American record producer from Maryland

Arjun Ivatury (born February 17, 1991), known professionally as 6ix, is an American record producer best known for his work with Maryland-based rapper Logic, serving as his go-to producer since 2009. 6ix and Logic were both associated with independent record label Visionary Music Group, and the former has produced the near-entirety of Logic's early projects, namely Bobby Tarantino and Under Pressure.

== Early life and career ==

Ivatury is a native of Bowie, Maryland, being the son of Telugu Hindu immigrant parents originally from India. He comes from a white-collar Indian American background; his father and mother being a doctor and engineer respectively as well as his brother being an aerospace engineer at NASA. He Before he became a full-time producer, 6ix attended the University of Maryland, College Park, where he majored in neurology and physiology. In his senior year he dropped out of college in 2009 to move to Los Angeles with Bobby Hall, known professionally as Logic, to pursue a career in music production; he was 30 credits shy of his degree.

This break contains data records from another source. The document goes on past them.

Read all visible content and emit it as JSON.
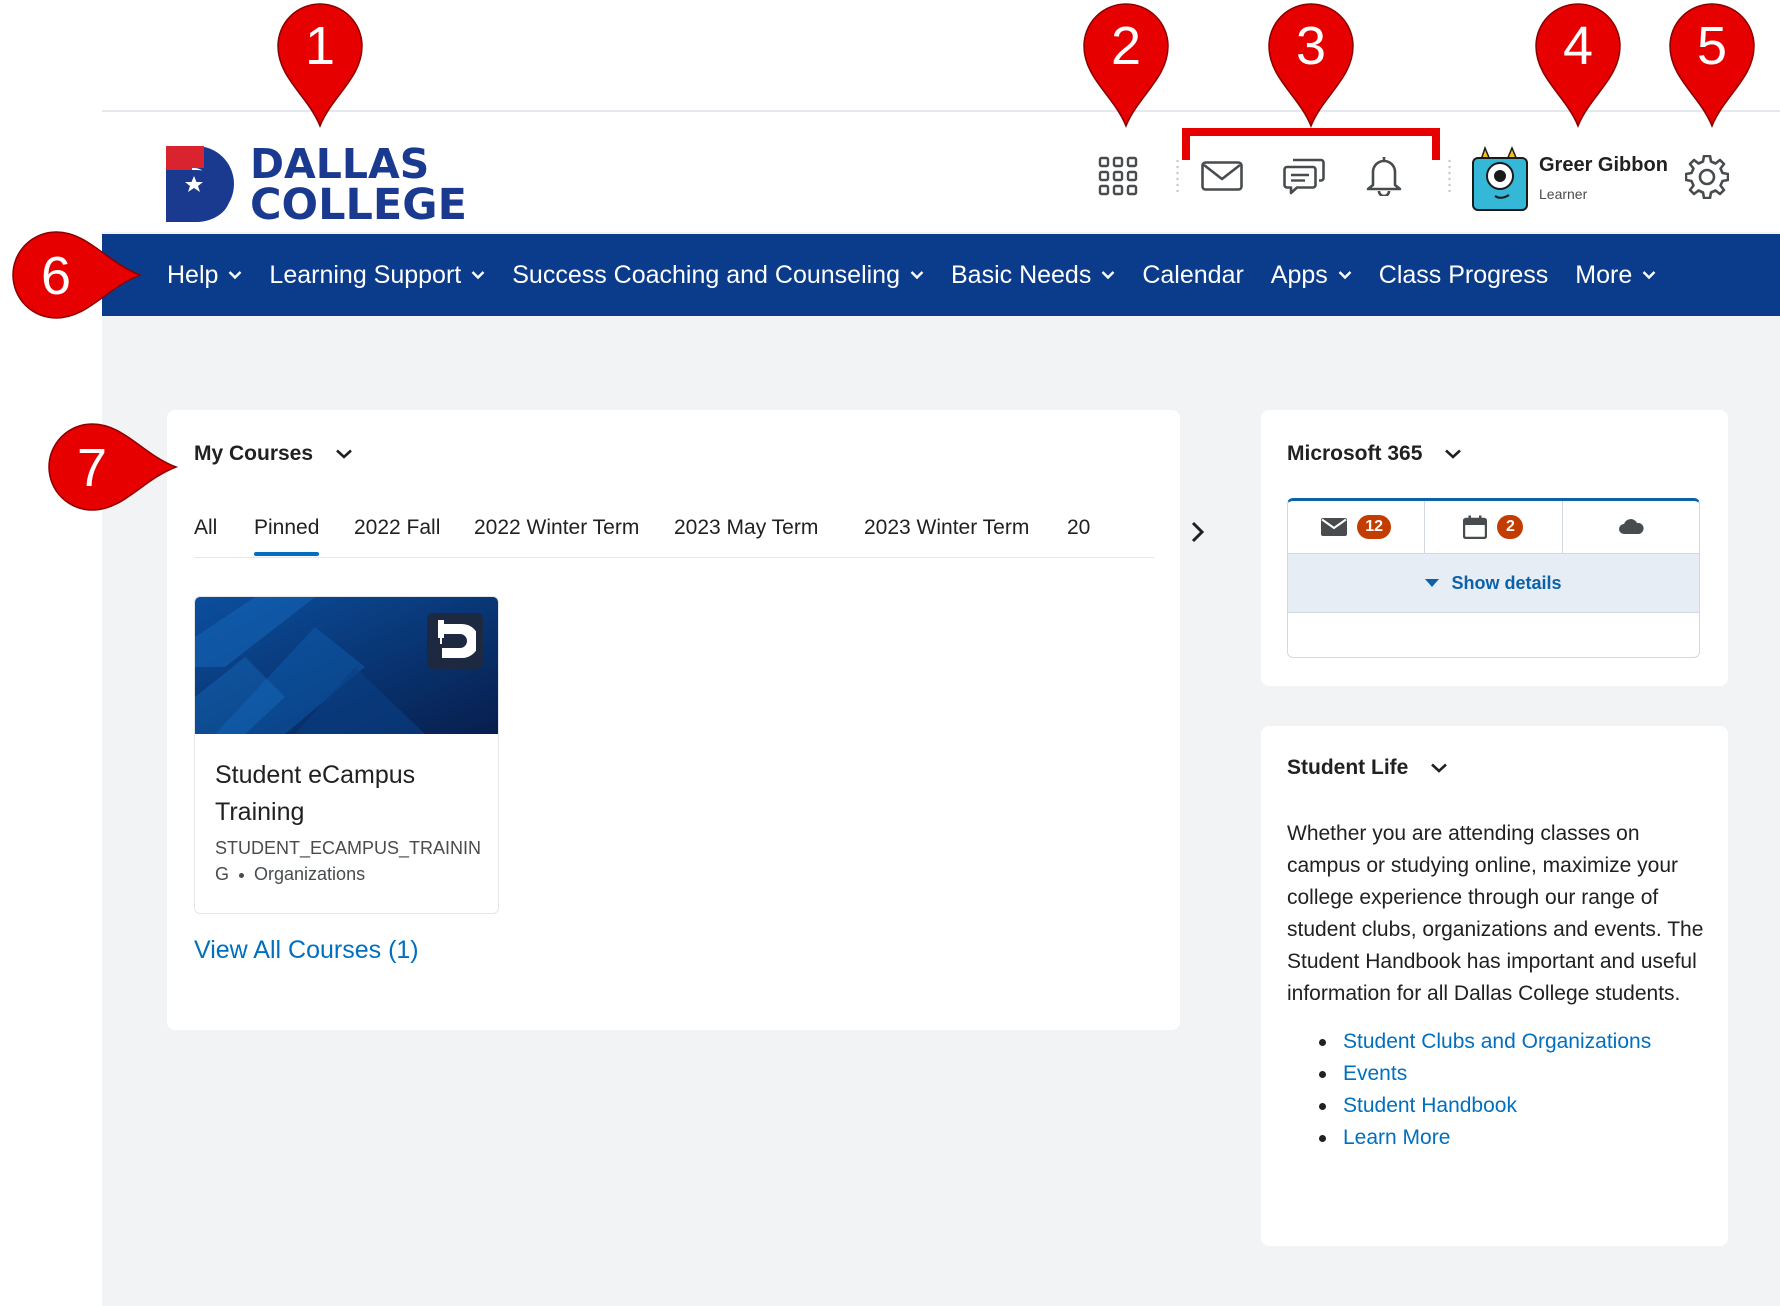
{
  "header": {
    "logo": {
      "line1": "DALLAS",
      "line2": "COLLEGE"
    },
    "icons": [
      "grid-icon",
      "mail-icon",
      "chat-icon",
      "bell-icon",
      "gear-icon"
    ],
    "user": {
      "name": "Greer Gibbon",
      "role": "Learner"
    }
  },
  "nav": {
    "items": [
      {
        "label": "Help",
        "dropdown": true
      },
      {
        "label": "Learning Support",
        "dropdown": true
      },
      {
        "label": "Success Coaching and Counseling",
        "dropdown": true
      },
      {
        "label": "Basic Needs",
        "dropdown": true
      },
      {
        "label": "Calendar",
        "dropdown": false
      },
      {
        "label": "Apps",
        "dropdown": true
      },
      {
        "label": "Class Progress",
        "dropdown": false
      },
      {
        "label": "More",
        "dropdown": true
      }
    ]
  },
  "my_courses": {
    "title": "My Courses",
    "tabs": [
      "All",
      "Pinned",
      "2022 Fall",
      "2022 Winter Term",
      "2023 May Term",
      "2023 Winter Term",
      "20"
    ],
    "active_tab": "Pinned",
    "course": {
      "name": "Student eCampus Training",
      "code": "STUDENT_ECAMPUS_TRAINING",
      "type": "Organizations"
    },
    "view_all": "View All Courses (1)"
  },
  "microsoft_365": {
    "title": "Microsoft 365",
    "mail_count": "12",
    "calendar_count": "2",
    "show_details": "Show details"
  },
  "student_life": {
    "title": "Student Life",
    "text": "Whether you are attending classes on campus or studying online, maximize your college experience through our range of student clubs, organizations and events. The Student Handbook has important and useful information for all Dallas College students.",
    "links": [
      "Student Clubs and Organizations",
      "Events",
      "Student Handbook",
      "Learn More"
    ]
  },
  "callouts": [
    "1",
    "2",
    "3",
    "4",
    "5",
    "6",
    "7"
  ],
  "colors": {
    "brand_blue": "#0b3c8c",
    "brand_red": "#d9232e",
    "link_blue": "#006fbf",
    "badge_orange": "#c33c00",
    "callout_red": "#e60000"
  }
}
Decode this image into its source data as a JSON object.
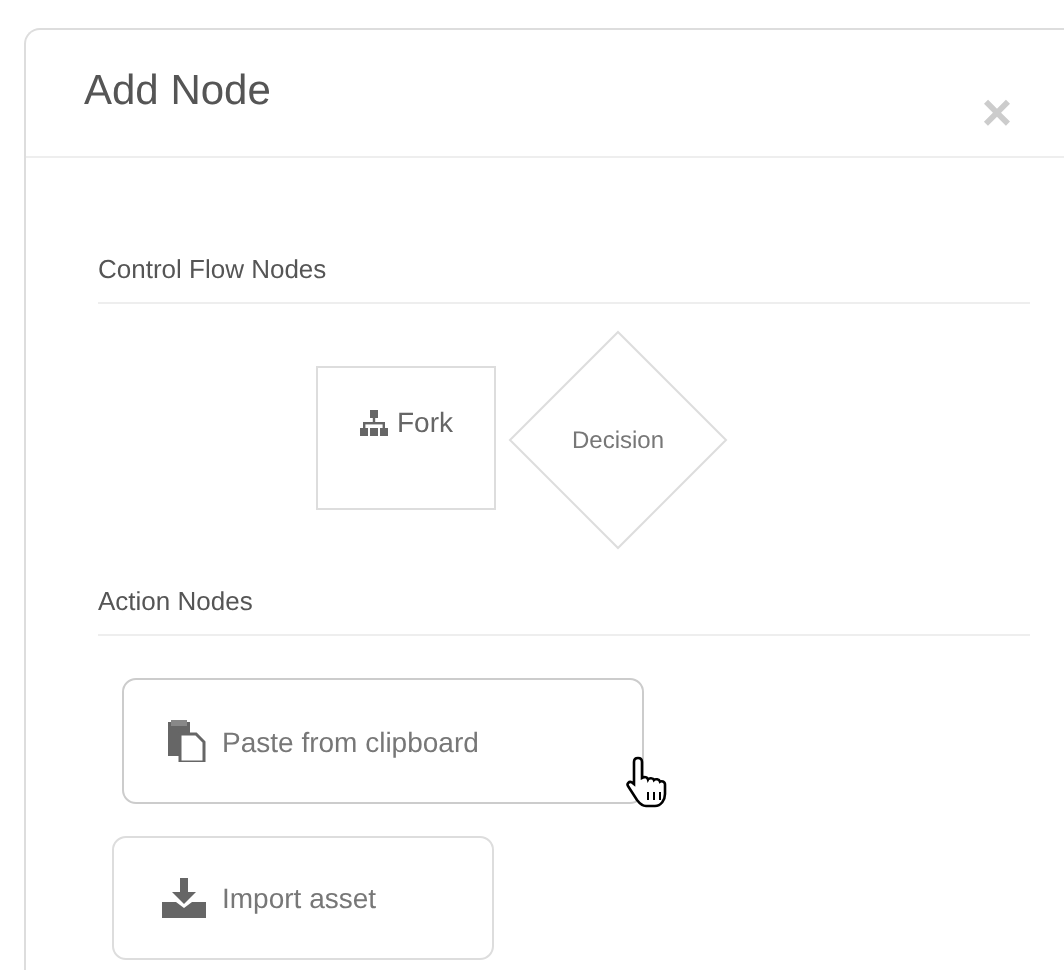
{
  "dialog": {
    "title": "Add Node",
    "close_label": "×"
  },
  "sections": [
    {
      "heading": "Control Flow Nodes",
      "nodes": [
        {
          "kind": "fork",
          "label": "Fork",
          "hovered": false
        },
        {
          "kind": "decision",
          "label": "Decision",
          "hovered": false
        }
      ]
    },
    {
      "heading": "Action Nodes",
      "nodes": [
        {
          "kind": "paste",
          "label": "Paste from clipboard",
          "hovered": true
        },
        {
          "kind": "import",
          "label": "Import asset",
          "hovered": false
        }
      ]
    }
  ]
}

His father and uncle sparked his early love in music. He has said that he uses music to "relieve all pressure" by concentrating on the things he enjoyed as a kid. His production philosophy places a strong emphasis on simplicity since he feels that it lets the artist shine and helps listeners relate to the song. According to him, a track may simply need the most basic components, such a kick, snare, hi-hat, sample chop, piano or Rhodes section, and bassline.

6ix is best known for his work with Logic for whom he has produced over 53 songs since late 2009 to the present day, including eleven from Logic's 2018 album YSIV and ten from No Pressure (2020). The first song Logic and 6ix produced together was "Love Jones" from Logic's first mixtape. He was nominated for a Grammy Award for the first time for producing the song "1-800-273-8255" by Logic featuring Alessia Cara and Khalid.

On 15 February 2019, he also performed on stage alongside Logic and Eminem during his concert at Aloha Stadium, Hawaii.

===Latest projects===
6ix is also the executive producer of Logic's albums YSIV, released on September 28, 2018, Confessions of a Dangerous Mind released on May 10, 2019, and Vinyl Days, released on June 17, 2022. Confessions of a Dangerous Mind, although having mixed reception, has been widely praised by critics and fans alike for its production, mixing and sound engineering.

6ix also was on the production of ten of fifteen tracks on Logic's 6th album No Pressure, which was released on July 24, 2020.

===2025 - Present===

On 7 March 2025, 6ix released his debut studio album, Homebody. The album features vocals from Juicy J, DRAM, Guapdad4000, Logic, Tobi, Jazz Cartier, Cousin Stizz, Chlothegod, Joey Valence & Brae, Buddy, Blu, Kyle, and Skizzy Mars, among others.